У нас было правило: хочешь зарабатывать деньги – выполняй норму, то есть шесть кубов на человека. Если не хочешь, то можешь выполнить 5% от нормы, и тебя не будут считать отказником, получишь свою пайку хлеба. Я работал очень быстро, выполнял минимум и гулял, отдыхал.
И тут я прилег на сухой валежник и заснул. Проснувшись, я услышал, как вдалеке гудят бензопилы. Охран-ники увели группу заключенных на другой участок, по халатности людей не пересчитали, меня забыли! Колышки переставили! Что делать? Я прикинул, что все удачно складывается, надо валить. У меня было 15 рублей и горсточка конфет-подушечек, купленных в лагерном магазинчике. Я решил бежать к реке, там спрятаться в катере и махнуть в сторону Свердловска.
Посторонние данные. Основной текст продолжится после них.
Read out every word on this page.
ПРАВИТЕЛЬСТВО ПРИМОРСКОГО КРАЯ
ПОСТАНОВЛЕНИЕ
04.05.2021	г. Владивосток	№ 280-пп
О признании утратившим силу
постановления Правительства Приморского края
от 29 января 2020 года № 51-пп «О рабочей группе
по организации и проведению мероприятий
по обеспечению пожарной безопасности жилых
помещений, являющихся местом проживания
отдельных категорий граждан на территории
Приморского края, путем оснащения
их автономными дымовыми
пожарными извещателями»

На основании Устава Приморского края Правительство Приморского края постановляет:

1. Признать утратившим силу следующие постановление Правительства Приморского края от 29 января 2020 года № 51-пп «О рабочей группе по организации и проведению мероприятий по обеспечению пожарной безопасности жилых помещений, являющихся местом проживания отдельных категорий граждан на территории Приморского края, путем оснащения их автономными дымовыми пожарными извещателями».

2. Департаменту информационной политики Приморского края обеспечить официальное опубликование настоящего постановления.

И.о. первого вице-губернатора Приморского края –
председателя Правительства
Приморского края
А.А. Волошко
И я пошел подальше от этих пил, ориентируясь по звукам, издаваемым паровозиками, которые ходили по узкоколейке. Ночевал я в шалашах смолокуров. В тайге есть такие добытчики смолы – надрезают сосны, смола стекает в банки. Эти «золотоискатели» делают себе шалашики типа маленьких вигвамов. Уходя на другое место, свои домики они не разбирают, оставляя там даже соль, зерно, спички.
Вскоре, однако, я понял, что бесполезная эта моя затея, нужно сдаваться. Только к охранникам идти нельзя – вдруг застрелят. Я пошел в поселок Гари, в котором жили в основном бывшие зэки. И первая улица, которую я увидел, называлась Вольная… Местный депутат Долгополов Дмитрий Тихонович меня встретил, пообещал, что меня никто не застрелит, и вызвал милицию.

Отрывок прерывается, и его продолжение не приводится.